Emídio Santana, militante anarco-sindicalista. A cabeça patrícia, uma farta cabeleira como a de Álvaro Cunhal, o semblante a lembrar o José Gomes Ferreira.
Em 4 de Fevereiro de 1937 planeou um atentado contra António de Oliveira Salazar, colocando uma bomba num colector na Avenida Barbosa du Bocage. Planeava matar o Presidente do Conselho de Ministros e assim pôr termo ao jovem Estado Novo. O engenho explodiu, mas mal colocado porque mal calculado, não matou quem pretendia liquidar. Salazar escapou. Santana foi condenado a 16 anos de prisão.
Profundo conhecedor da alma humana, cinzelado pelo sacrifício da militância e pelo sofrimento da repressão, condensou num livro os seus escritos do cárcere. A Assírio e Alvim editou-os em 1989. Chama-se a pequena obra Onde o Homem Acaba e a Maldição Começa. São narrativas sobre a realidade carcerária dos anos quarenta, mas são histórias actuais, de «ex-homens», limitados pelo confinamento celular, orientados ao único objectivo que é o de sobreviver, resistir, aguentar, chegar ao fim da pena.
Li esta noite a história do Varandas, condenado da velha guarda, veterano inconformista, irreverente, a odiar por igual a autoridade, que tinha por opressora, e a religião, que julgava supersticiosa. Cumpriu parte da sentença porque o mandado de soltura foi a certidão de óbito.
Entrou na enfermaria, ante-câmara do cemitério, roído de padecimentos. Sofreu a insónia, a agonia, a angústia, a solidão, o estretor e já no fim, alta a madrugada, a alma a libertar-se, foi.
«O Varandas já não era um recluso; deixara de ser o 174...porque já era um cadáver.

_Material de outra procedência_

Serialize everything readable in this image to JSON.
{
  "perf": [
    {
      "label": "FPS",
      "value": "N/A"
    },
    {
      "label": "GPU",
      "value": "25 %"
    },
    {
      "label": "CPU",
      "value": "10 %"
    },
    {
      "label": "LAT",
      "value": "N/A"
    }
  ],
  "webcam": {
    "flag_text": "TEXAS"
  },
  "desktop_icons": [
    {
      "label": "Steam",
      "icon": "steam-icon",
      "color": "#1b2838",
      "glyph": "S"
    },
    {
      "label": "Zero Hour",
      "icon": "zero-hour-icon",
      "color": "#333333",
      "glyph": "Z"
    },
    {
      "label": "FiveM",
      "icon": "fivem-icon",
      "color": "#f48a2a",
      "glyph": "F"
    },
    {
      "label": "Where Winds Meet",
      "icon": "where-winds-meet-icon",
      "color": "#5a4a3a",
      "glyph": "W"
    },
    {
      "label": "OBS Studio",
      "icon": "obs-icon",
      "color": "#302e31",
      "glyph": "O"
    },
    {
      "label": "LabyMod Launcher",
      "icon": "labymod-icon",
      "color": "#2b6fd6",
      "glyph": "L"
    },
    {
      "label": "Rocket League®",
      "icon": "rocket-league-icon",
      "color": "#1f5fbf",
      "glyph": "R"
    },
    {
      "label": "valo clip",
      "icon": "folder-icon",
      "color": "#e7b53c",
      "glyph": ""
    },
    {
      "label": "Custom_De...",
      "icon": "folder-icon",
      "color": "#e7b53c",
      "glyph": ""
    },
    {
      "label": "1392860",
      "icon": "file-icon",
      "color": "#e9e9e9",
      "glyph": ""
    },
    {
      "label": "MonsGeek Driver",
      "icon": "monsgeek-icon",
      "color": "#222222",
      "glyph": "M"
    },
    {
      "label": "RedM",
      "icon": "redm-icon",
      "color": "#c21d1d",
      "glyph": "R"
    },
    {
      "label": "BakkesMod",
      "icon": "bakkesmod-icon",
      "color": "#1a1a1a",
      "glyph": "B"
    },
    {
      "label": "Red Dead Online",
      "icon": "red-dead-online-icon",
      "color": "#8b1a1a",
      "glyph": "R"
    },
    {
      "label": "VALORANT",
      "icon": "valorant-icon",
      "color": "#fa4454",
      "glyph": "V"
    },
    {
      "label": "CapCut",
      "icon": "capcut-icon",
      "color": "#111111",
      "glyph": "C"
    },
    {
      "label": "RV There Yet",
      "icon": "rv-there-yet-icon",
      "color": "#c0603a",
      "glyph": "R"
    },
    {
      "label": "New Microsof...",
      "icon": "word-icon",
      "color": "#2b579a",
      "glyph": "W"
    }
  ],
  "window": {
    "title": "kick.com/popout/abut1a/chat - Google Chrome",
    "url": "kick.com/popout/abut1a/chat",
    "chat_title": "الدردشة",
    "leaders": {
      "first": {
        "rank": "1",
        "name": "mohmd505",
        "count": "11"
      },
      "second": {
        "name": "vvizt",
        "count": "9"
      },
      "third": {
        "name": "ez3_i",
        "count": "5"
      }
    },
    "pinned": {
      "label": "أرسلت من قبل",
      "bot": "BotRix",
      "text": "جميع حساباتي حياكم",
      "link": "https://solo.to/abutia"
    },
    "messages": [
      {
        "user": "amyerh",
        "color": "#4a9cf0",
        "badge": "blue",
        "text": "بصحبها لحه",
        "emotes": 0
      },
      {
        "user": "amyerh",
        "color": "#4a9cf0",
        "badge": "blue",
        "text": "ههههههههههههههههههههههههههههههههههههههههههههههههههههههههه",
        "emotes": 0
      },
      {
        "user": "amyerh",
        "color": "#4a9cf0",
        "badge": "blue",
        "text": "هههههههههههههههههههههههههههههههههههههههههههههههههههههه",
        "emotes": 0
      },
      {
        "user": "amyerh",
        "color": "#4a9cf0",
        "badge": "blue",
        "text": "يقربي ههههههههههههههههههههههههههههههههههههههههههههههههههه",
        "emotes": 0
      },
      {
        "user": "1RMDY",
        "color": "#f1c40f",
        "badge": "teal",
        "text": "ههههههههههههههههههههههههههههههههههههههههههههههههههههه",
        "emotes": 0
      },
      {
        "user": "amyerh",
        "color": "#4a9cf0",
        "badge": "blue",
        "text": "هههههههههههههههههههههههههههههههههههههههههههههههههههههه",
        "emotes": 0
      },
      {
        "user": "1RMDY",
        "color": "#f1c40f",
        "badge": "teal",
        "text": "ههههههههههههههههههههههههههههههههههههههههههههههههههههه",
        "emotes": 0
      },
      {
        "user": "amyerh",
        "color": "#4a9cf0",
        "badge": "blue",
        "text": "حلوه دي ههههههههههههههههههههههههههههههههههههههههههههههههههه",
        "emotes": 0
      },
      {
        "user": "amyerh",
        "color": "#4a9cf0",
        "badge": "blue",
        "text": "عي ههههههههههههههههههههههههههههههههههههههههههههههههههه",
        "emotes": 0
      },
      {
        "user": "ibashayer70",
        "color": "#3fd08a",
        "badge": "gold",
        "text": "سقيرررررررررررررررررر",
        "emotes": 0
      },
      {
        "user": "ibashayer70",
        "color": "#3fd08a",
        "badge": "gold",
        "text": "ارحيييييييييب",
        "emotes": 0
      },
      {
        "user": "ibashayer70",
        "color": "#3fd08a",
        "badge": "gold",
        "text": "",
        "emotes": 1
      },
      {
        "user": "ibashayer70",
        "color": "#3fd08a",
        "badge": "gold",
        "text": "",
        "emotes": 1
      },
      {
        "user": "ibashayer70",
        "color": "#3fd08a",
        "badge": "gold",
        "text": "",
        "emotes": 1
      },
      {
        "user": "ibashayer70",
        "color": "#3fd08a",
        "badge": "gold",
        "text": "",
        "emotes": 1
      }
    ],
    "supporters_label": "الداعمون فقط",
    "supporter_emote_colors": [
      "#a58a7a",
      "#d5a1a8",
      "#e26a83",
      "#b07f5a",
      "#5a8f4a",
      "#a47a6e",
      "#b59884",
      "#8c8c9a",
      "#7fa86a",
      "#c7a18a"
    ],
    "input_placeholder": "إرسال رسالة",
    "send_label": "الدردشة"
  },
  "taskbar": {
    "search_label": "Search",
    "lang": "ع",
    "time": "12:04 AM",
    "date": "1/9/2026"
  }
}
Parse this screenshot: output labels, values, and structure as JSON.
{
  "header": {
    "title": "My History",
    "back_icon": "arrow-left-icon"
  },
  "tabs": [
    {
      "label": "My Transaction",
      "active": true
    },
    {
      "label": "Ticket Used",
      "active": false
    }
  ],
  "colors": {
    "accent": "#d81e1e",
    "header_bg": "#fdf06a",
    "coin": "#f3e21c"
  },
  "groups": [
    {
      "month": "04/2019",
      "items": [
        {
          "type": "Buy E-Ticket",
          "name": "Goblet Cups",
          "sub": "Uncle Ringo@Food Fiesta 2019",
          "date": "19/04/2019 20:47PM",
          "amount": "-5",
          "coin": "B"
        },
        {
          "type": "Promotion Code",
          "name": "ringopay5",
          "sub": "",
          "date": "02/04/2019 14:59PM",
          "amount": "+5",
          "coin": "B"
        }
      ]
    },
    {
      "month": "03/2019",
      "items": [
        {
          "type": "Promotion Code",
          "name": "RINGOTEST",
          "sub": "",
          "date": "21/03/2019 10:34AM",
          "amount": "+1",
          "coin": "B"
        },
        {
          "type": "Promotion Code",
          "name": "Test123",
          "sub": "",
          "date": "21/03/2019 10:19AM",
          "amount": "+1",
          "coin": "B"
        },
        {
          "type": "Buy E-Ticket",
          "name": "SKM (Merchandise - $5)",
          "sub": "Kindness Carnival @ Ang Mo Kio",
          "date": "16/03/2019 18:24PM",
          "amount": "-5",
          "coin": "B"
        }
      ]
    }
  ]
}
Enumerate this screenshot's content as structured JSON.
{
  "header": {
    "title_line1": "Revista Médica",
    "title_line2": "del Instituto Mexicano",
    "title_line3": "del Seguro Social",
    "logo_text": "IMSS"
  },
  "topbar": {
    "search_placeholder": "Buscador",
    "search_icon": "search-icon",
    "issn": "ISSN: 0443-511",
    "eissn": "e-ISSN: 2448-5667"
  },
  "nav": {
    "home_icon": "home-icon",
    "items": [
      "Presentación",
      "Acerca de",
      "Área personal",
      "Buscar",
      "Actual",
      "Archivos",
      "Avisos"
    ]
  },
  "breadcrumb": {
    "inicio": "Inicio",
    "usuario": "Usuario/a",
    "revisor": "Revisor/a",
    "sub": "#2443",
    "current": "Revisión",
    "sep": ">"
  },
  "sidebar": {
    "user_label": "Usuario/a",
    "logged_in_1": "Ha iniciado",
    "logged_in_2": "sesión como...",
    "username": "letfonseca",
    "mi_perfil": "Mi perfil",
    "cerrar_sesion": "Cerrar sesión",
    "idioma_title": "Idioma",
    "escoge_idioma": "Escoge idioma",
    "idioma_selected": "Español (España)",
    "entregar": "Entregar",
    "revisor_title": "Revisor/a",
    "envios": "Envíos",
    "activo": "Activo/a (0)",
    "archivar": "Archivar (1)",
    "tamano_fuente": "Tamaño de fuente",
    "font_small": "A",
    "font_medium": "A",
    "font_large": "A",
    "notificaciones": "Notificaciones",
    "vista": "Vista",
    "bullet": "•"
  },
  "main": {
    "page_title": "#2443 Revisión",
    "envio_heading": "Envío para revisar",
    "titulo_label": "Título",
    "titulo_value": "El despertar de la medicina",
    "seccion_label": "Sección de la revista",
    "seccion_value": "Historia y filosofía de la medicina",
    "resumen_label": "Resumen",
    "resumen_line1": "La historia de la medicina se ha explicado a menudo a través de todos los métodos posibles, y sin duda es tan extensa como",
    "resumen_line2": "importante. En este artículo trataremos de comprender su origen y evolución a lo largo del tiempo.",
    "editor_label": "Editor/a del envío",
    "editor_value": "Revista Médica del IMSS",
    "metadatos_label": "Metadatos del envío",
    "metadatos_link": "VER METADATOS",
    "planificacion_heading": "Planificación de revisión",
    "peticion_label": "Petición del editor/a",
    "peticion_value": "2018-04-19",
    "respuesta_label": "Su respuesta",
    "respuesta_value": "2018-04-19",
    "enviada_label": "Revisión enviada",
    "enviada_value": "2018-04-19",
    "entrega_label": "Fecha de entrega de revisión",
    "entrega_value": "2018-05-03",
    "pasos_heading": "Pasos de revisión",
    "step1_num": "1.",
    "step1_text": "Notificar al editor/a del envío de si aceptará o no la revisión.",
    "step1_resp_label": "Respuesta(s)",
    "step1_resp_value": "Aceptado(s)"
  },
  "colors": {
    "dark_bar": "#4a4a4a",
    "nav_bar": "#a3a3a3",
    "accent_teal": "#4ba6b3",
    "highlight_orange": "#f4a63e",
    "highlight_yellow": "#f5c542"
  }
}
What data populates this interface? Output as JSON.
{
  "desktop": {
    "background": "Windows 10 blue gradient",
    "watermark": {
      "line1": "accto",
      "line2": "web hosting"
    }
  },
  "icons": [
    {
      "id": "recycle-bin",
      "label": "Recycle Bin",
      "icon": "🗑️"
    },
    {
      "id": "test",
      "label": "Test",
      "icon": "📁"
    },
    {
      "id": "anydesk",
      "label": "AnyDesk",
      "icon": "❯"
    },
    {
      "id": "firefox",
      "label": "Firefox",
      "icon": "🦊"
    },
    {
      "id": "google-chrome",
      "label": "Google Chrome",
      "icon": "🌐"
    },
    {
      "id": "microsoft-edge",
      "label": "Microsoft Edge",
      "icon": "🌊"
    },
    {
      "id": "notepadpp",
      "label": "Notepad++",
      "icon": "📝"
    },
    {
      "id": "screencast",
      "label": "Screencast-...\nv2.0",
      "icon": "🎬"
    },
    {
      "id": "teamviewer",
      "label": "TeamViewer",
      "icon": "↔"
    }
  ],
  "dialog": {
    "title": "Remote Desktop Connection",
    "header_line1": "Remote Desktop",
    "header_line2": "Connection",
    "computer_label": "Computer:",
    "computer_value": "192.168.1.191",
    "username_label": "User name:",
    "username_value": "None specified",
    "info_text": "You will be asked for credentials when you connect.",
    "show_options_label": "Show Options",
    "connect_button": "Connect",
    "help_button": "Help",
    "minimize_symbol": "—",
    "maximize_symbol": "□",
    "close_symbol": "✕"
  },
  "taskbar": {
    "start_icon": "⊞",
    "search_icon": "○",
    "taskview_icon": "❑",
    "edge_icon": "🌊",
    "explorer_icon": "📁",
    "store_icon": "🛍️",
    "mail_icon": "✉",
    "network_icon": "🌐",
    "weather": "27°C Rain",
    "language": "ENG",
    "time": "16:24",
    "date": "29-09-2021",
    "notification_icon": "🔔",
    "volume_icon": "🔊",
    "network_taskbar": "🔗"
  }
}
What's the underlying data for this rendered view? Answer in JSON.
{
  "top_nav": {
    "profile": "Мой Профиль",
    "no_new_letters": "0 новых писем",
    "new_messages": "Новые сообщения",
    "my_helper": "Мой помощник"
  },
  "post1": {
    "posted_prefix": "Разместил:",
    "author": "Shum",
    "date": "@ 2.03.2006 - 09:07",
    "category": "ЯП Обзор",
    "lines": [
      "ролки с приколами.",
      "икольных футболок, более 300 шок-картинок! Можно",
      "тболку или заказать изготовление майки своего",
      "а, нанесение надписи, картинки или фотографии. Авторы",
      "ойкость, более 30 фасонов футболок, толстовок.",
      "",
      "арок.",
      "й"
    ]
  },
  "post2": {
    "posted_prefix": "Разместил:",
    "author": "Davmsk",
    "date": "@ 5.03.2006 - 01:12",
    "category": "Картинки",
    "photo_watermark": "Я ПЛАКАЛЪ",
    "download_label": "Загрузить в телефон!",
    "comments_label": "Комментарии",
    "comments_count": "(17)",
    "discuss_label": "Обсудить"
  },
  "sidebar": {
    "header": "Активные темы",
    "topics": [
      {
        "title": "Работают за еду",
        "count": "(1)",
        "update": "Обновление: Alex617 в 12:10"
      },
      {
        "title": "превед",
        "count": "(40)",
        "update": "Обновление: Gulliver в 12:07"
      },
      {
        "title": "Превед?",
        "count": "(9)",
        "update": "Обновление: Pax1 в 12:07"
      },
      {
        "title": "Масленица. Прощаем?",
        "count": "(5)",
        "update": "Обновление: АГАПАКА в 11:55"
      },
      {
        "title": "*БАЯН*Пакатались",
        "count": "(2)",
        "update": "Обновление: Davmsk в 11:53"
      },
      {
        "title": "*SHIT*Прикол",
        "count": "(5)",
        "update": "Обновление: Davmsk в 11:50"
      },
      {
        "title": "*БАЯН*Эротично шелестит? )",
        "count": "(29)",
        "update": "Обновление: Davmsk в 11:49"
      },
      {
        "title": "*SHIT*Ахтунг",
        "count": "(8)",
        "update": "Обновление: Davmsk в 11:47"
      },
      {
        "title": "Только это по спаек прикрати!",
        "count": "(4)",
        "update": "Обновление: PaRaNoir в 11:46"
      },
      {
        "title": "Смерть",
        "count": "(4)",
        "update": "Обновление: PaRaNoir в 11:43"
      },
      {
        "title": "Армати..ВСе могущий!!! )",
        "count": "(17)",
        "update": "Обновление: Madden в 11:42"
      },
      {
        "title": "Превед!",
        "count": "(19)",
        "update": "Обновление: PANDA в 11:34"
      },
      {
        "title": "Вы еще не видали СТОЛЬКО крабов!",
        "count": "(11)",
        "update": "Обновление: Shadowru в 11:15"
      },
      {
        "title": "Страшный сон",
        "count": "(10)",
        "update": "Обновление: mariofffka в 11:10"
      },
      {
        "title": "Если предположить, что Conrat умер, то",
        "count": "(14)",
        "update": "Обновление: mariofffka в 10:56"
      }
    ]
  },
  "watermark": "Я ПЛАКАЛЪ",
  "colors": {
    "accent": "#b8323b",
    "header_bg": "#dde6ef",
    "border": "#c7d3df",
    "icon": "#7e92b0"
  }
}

Libertara-se no silêncio da noite, fechado numa cela, a sós com o seu sofruimento, os seus sonhos e as suas quimeras». Veio o capelão encomendar quem não lho pedira. «Era uma filoxera a menos na vinha do Senhor, uma unidade da trista conserva humana carcerária que expiava uma sentença». Finara.
Ressuma bondade a escrita deste homem que, por amor à sua Pátria, quis matar o Estado em nome da Nação.